Já para consumidores sensíveis a tarifas e com menor acesso ao sistema financeiro tradicional, fintechs seguem sendo uma alternativa “extremamente competitiva, independentemente da nomenclatura”.
No longo prazo, avalia Kanter, da FGV, o mercado se beneficia: consumidores passam a diferenciar, com mais nitidez, bancos, fintechs, instituições de pagamento e SCDs, enquanto as organizações são incentivadas a construir confiança baseada em entrega, e não em nomenclatura.

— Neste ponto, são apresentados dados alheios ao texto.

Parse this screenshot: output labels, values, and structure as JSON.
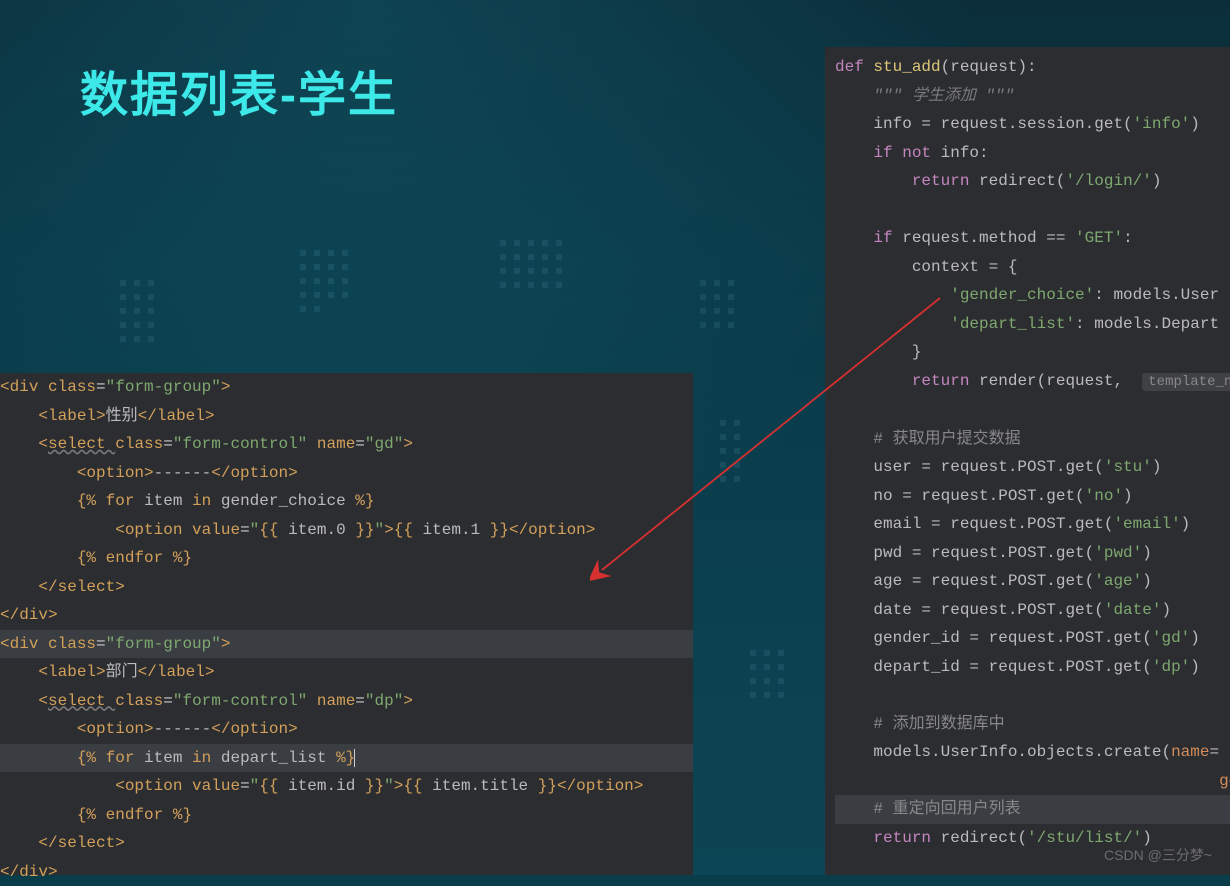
{
  "title": "数据列表-学生",
  "watermark": "CSDN @三分梦~",
  "left_code": {
    "lines": [
      {
        "indent": 0,
        "tokens": [
          {
            "t": "<",
            "c": "tag"
          },
          {
            "t": "div ",
            "c": "tag"
          },
          {
            "t": "class",
            "c": "attr"
          },
          {
            "t": "=",
            "c": "op"
          },
          {
            "t": "\"form-group\"",
            "c": "str"
          },
          {
            "t": ">",
            "c": "tag"
          }
        ]
      },
      {
        "indent": 1,
        "tokens": [
          {
            "t": "<",
            "c": "tag"
          },
          {
            "t": "label",
            "c": "tag"
          },
          {
            "t": ">",
            "c": "tag"
          },
          {
            "t": "性别",
            "c": "txt"
          },
          {
            "t": "</",
            "c": "tag"
          },
          {
            "t": "label",
            "c": "tag"
          },
          {
            "t": ">",
            "c": "tag"
          }
        ]
      },
      {
        "indent": 1,
        "tokens": [
          {
            "t": "<",
            "c": "tag"
          },
          {
            "t": "select ",
            "c": "tag underline"
          },
          {
            "t": "class",
            "c": "attr"
          },
          {
            "t": "=",
            "c": "op"
          },
          {
            "t": "\"form-control\"",
            "c": "str"
          },
          {
            "t": " name",
            "c": "attr"
          },
          {
            "t": "=",
            "c": "op"
          },
          {
            "t": "\"gd\"",
            "c": "str"
          },
          {
            "t": ">",
            "c": "tag"
          }
        ]
      },
      {
        "indent": 2,
        "tokens": [
          {
            "t": "<",
            "c": "tag"
          },
          {
            "t": "option",
            "c": "tag"
          },
          {
            "t": ">",
            "c": "tag"
          },
          {
            "t": "------",
            "c": "txt"
          },
          {
            "t": "</",
            "c": "tag"
          },
          {
            "t": "option",
            "c": "tag"
          },
          {
            "t": ">",
            "c": "tag"
          }
        ]
      },
      {
        "indent": 2,
        "tokens": [
          {
            "t": "{% ",
            "c": "dj"
          },
          {
            "t": "for ",
            "c": "dj"
          },
          {
            "t": "item ",
            "c": "txt"
          },
          {
            "t": "in ",
            "c": "dj"
          },
          {
            "t": "gender_choice ",
            "c": "txt"
          },
          {
            "t": "%}",
            "c": "dj"
          }
        ]
      },
      {
        "indent": 3,
        "tokens": [
          {
            "t": "<",
            "c": "tag"
          },
          {
            "t": "option ",
            "c": "tag"
          },
          {
            "t": "value",
            "c": "attr"
          },
          {
            "t": "=",
            "c": "op"
          },
          {
            "t": "\"",
            "c": "str"
          },
          {
            "t": "{{ ",
            "c": "dj"
          },
          {
            "t": "item.0 ",
            "c": "txt"
          },
          {
            "t": "}}",
            "c": "dj"
          },
          {
            "t": "\"",
            "c": "str"
          },
          {
            "t": ">",
            "c": "tag"
          },
          {
            "t": "{{ ",
            "c": "dj"
          },
          {
            "t": "item.1 ",
            "c": "txt"
          },
          {
            "t": "}}",
            "c": "dj"
          },
          {
            "t": "</",
            "c": "tag"
          },
          {
            "t": "option",
            "c": "tag"
          },
          {
            "t": ">",
            "c": "tag"
          }
        ]
      },
      {
        "indent": 2,
        "tokens": [
          {
            "t": "{% ",
            "c": "dj"
          },
          {
            "t": "endfor ",
            "c": "dj"
          },
          {
            "t": "%}",
            "c": "dj"
          }
        ]
      },
      {
        "indent": 1,
        "tokens": [
          {
            "t": "</",
            "c": "tag"
          },
          {
            "t": "select",
            "c": "tag"
          },
          {
            "t": ">",
            "c": "tag"
          }
        ]
      },
      {
        "indent": 0,
        "tokens": [
          {
            "t": "</",
            "c": "tag"
          },
          {
            "t": "div",
            "c": "tag"
          },
          {
            "t": ">",
            "c": "tag"
          }
        ]
      },
      {
        "indent": 0,
        "hl": true,
        "tokens": [
          {
            "t": "<",
            "c": "tag"
          },
          {
            "t": "div ",
            "c": "tag"
          },
          {
            "t": "class",
            "c": "attr"
          },
          {
            "t": "=",
            "c": "op"
          },
          {
            "t": "\"form-group\"",
            "c": "str"
          },
          {
            "t": ">",
            "c": "tag"
          }
        ]
      },
      {
        "indent": 1,
        "tokens": [
          {
            "t": "<",
            "c": "tag"
          },
          {
            "t": "label",
            "c": "tag"
          },
          {
            "t": ">",
            "c": "tag"
          },
          {
            "t": "部门",
            "c": "txt"
          },
          {
            "t": "</",
            "c": "tag"
          },
          {
            "t": "label",
            "c": "tag"
          },
          {
            "t": ">",
            "c": "tag"
          }
        ]
      },
      {
        "indent": 1,
        "tokens": [
          {
            "t": "<",
            "c": "tag"
          },
          {
            "t": "select ",
            "c": "tag underline"
          },
          {
            "t": "class",
            "c": "attr"
          },
          {
            "t": "=",
            "c": "op"
          },
          {
            "t": "\"form-control\"",
            "c": "str"
          },
          {
            "t": " name",
            "c": "attr"
          },
          {
            "t": "=",
            "c": "op"
          },
          {
            "t": "\"dp\"",
            "c": "str"
          },
          {
            "t": ">",
            "c": "tag"
          }
        ]
      },
      {
        "indent": 2,
        "tokens": [
          {
            "t": "<",
            "c": "tag"
          },
          {
            "t": "option",
            "c": "tag"
          },
          {
            "t": ">",
            "c": "tag"
          },
          {
            "t": "------",
            "c": "txt"
          },
          {
            "t": "</",
            "c": "tag"
          },
          {
            "t": "option",
            "c": "tag"
          },
          {
            "t": ">",
            "c": "tag"
          }
        ]
      },
      {
        "indent": 2,
        "hl": true,
        "tokens": [
          {
            "t": "{% ",
            "c": "dj"
          },
          {
            "t": "for ",
            "c": "dj"
          },
          {
            "t": "item ",
            "c": "txt"
          },
          {
            "t": "in ",
            "c": "dj"
          },
          {
            "t": "depart_list ",
            "c": "txt"
          },
          {
            "t": "%}",
            "c": "dj"
          },
          {
            "t": "",
            "c": "cursor"
          }
        ]
      },
      {
        "indent": 3,
        "tokens": [
          {
            "t": "<",
            "c": "tag"
          },
          {
            "t": "option ",
            "c": "tag"
          },
          {
            "t": "value",
            "c": "attr"
          },
          {
            "t": "=",
            "c": "op"
          },
          {
            "t": "\"",
            "c": "str"
          },
          {
            "t": "{{ ",
            "c": "dj"
          },
          {
            "t": "item.id ",
            "c": "txt"
          },
          {
            "t": "}}",
            "c": "dj"
          },
          {
            "t": "\"",
            "c": "str"
          },
          {
            "t": ">",
            "c": "tag"
          },
          {
            "t": "{{ ",
            "c": "dj"
          },
          {
            "t": "item.title ",
            "c": "txt"
          },
          {
            "t": "}}",
            "c": "dj"
          },
          {
            "t": "</",
            "c": "tag"
          },
          {
            "t": "option",
            "c": "tag"
          },
          {
            "t": ">",
            "c": "tag"
          }
        ]
      },
      {
        "indent": 2,
        "tokens": [
          {
            "t": "{% ",
            "c": "dj"
          },
          {
            "t": "endfor ",
            "c": "dj"
          },
          {
            "t": "%}",
            "c": "dj"
          }
        ]
      },
      {
        "indent": 1,
        "tokens": [
          {
            "t": "</",
            "c": "tag"
          },
          {
            "t": "select",
            "c": "tag"
          },
          {
            "t": ">",
            "c": "tag"
          }
        ]
      },
      {
        "indent": 0,
        "tokens": [
          {
            "t": "</",
            "c": "tag"
          },
          {
            "t": "div",
            "c": "tag"
          },
          {
            "t": ">",
            "c": "tag"
          }
        ]
      }
    ]
  },
  "right_code": {
    "lines": [
      {
        "indent": 0,
        "tokens": [
          {
            "t": "def ",
            "c": "kw2"
          },
          {
            "t": "stu_add",
            "c": "fn"
          },
          {
            "t": "(request):",
            "c": "txt"
          }
        ]
      },
      {
        "indent": 1,
        "tokens": [
          {
            "t": "\"\"\" ",
            "c": "docstr"
          },
          {
            "t": "学生添加",
            "c": "docstr"
          },
          {
            "t": " \"\"\"",
            "c": "docstr"
          }
        ]
      },
      {
        "indent": 1,
        "tokens": [
          {
            "t": "info = request.session.get(",
            "c": "txt"
          },
          {
            "t": "'info'",
            "c": "str2"
          },
          {
            "t": ")",
            "c": "txt"
          }
        ]
      },
      {
        "indent": 1,
        "tokens": [
          {
            "t": "if ",
            "c": "kw2"
          },
          {
            "t": "not ",
            "c": "kw2"
          },
          {
            "t": "info:",
            "c": "txt"
          }
        ]
      },
      {
        "indent": 2,
        "tokens": [
          {
            "t": "return ",
            "c": "kw2"
          },
          {
            "t": "redirect(",
            "c": "txt"
          },
          {
            "t": "'/login/'",
            "c": "str2"
          },
          {
            "t": ")",
            "c": "txt"
          }
        ]
      },
      {
        "indent": 0,
        "tokens": [
          {
            "t": " ",
            "c": "txt"
          }
        ]
      },
      {
        "indent": 1,
        "tokens": [
          {
            "t": "if ",
            "c": "kw2"
          },
          {
            "t": "request.method == ",
            "c": "txt"
          },
          {
            "t": "'GET'",
            "c": "str2"
          },
          {
            "t": ":",
            "c": "txt"
          }
        ]
      },
      {
        "indent": 2,
        "tokens": [
          {
            "t": "context = {",
            "c": "txt"
          }
        ]
      },
      {
        "indent": 3,
        "tokens": [
          {
            "t": "'gender_choice'",
            "c": "str2"
          },
          {
            "t": ": models.User",
            "c": "txt"
          }
        ]
      },
      {
        "indent": 3,
        "tokens": [
          {
            "t": "'depart_list'",
            "c": "str2"
          },
          {
            "t": ": models.Depart",
            "c": "txt"
          }
        ]
      },
      {
        "indent": 2,
        "tokens": [
          {
            "t": "}",
            "c": "txt"
          }
        ]
      },
      {
        "indent": 2,
        "tokens": [
          {
            "t": "return ",
            "c": "kw2"
          },
          {
            "t": "render(request,  ",
            "c": "txt"
          },
          {
            "t": "template_n",
            "c": "hint"
          }
        ]
      },
      {
        "indent": 0,
        "tokens": [
          {
            "t": " ",
            "c": "txt"
          }
        ]
      },
      {
        "indent": 1,
        "tokens": [
          {
            "t": "# 获取用户提交数据",
            "c": "cmt"
          }
        ]
      },
      {
        "indent": 1,
        "tokens": [
          {
            "t": "user = request.POST.get(",
            "c": "txt"
          },
          {
            "t": "'stu'",
            "c": "str2"
          },
          {
            "t": ")",
            "c": "txt"
          }
        ]
      },
      {
        "indent": 1,
        "tokens": [
          {
            "t": "no = request.POST.get(",
            "c": "txt"
          },
          {
            "t": "'no'",
            "c": "str2"
          },
          {
            "t": ")",
            "c": "txt"
          }
        ]
      },
      {
        "indent": 1,
        "tokens": [
          {
            "t": "email = request.POST.get(",
            "c": "txt"
          },
          {
            "t": "'email'",
            "c": "str2"
          },
          {
            "t": ")",
            "c": "txt"
          }
        ]
      },
      {
        "indent": 1,
        "tokens": [
          {
            "t": "pwd = request.POST.get(",
            "c": "txt"
          },
          {
            "t": "'pwd'",
            "c": "str2"
          },
          {
            "t": ")",
            "c": "txt"
          }
        ]
      },
      {
        "indent": 1,
        "tokens": [
          {
            "t": "age = request.POST.get(",
            "c": "txt"
          },
          {
            "t": "'age'",
            "c": "str2"
          },
          {
            "t": ")",
            "c": "txt"
          }
        ]
      },
      {
        "indent": 1,
        "tokens": [
          {
            "t": "date = request.POST.get(",
            "c": "txt"
          },
          {
            "t": "'date'",
            "c": "str2"
          },
          {
            "t": ")",
            "c": "txt"
          }
        ]
      },
      {
        "indent": 1,
        "tokens": [
          {
            "t": "gender_id = request.POST.get(",
            "c": "txt"
          },
          {
            "t": "'gd'",
            "c": "str2"
          },
          {
            "t": ")",
            "c": "txt"
          }
        ]
      },
      {
        "indent": 1,
        "tokens": [
          {
            "t": "depart_id = request.POST.get(",
            "c": "txt"
          },
          {
            "t": "'dp'",
            "c": "str2"
          },
          {
            "t": ")",
            "c": "txt"
          }
        ]
      },
      {
        "indent": 0,
        "tokens": [
          {
            "t": " ",
            "c": "txt"
          }
        ]
      },
      {
        "indent": 1,
        "tokens": [
          {
            "t": "# 添加到数据库中",
            "c": "cmt"
          }
        ]
      },
      {
        "indent": 1,
        "tokens": [
          {
            "t": "models.UserInfo.objects.create(",
            "c": "txt"
          },
          {
            "t": "name",
            "c": "orange-attr"
          },
          {
            "t": "=",
            "c": "txt"
          }
        ]
      },
      {
        "indent": 10,
        "tokens": [
          {
            "t": "gende",
            "c": "orange-attr"
          }
        ]
      },
      {
        "indent": 1,
        "hl": true,
        "tokens": [
          {
            "t": "# 重定向回用户列表",
            "c": "cmt"
          }
        ]
      },
      {
        "indent": 1,
        "tokens": [
          {
            "t": "return ",
            "c": "kw2"
          },
          {
            "t": "redirect(",
            "c": "txt"
          },
          {
            "t": "'/stu/list/'",
            "c": "str2"
          },
          {
            "t": ")",
            "c": "txt"
          }
        ]
      }
    ]
  }
}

E sobre o ambiente de risco, ele analisa cada stakeholder nesse relacionamento. Para o sistema financeiro, pontua que fintechs apresentam risco menor do que bancos tradicionais pois não usam o dinheiro dos clientes para emprestar — o que evita problemas de “efeito dominó” no sistema. Bancos, ao contrário, trabalham justamente captando depósitos e emprestando esses recursos, o que exige um controle muito maior por parte do Banco Central. Para o consumidor, a principal diferença está nas garantias. Bancos têm proteções mais amplas e estão dentro de um conjunto de regras mais rígidas. As fintechs também são seguras, mas funcionam com outro tipo de regulação, mais adequada ao modelo digital. Em termos práticos: o serviço pode ser tão bom quanto, mas as proteções formais não são idênticas. Por fim, para a própria fintech, o risco costuma ser maior interno. “Como elas emprestam dinheiro próprio, precisam acertar muito na análise de crédito. Além disso, dependem fortemente de tecnologia; qualquer falha, instabilidade ou erro pode gerar prejuízos relevantes”, conclui.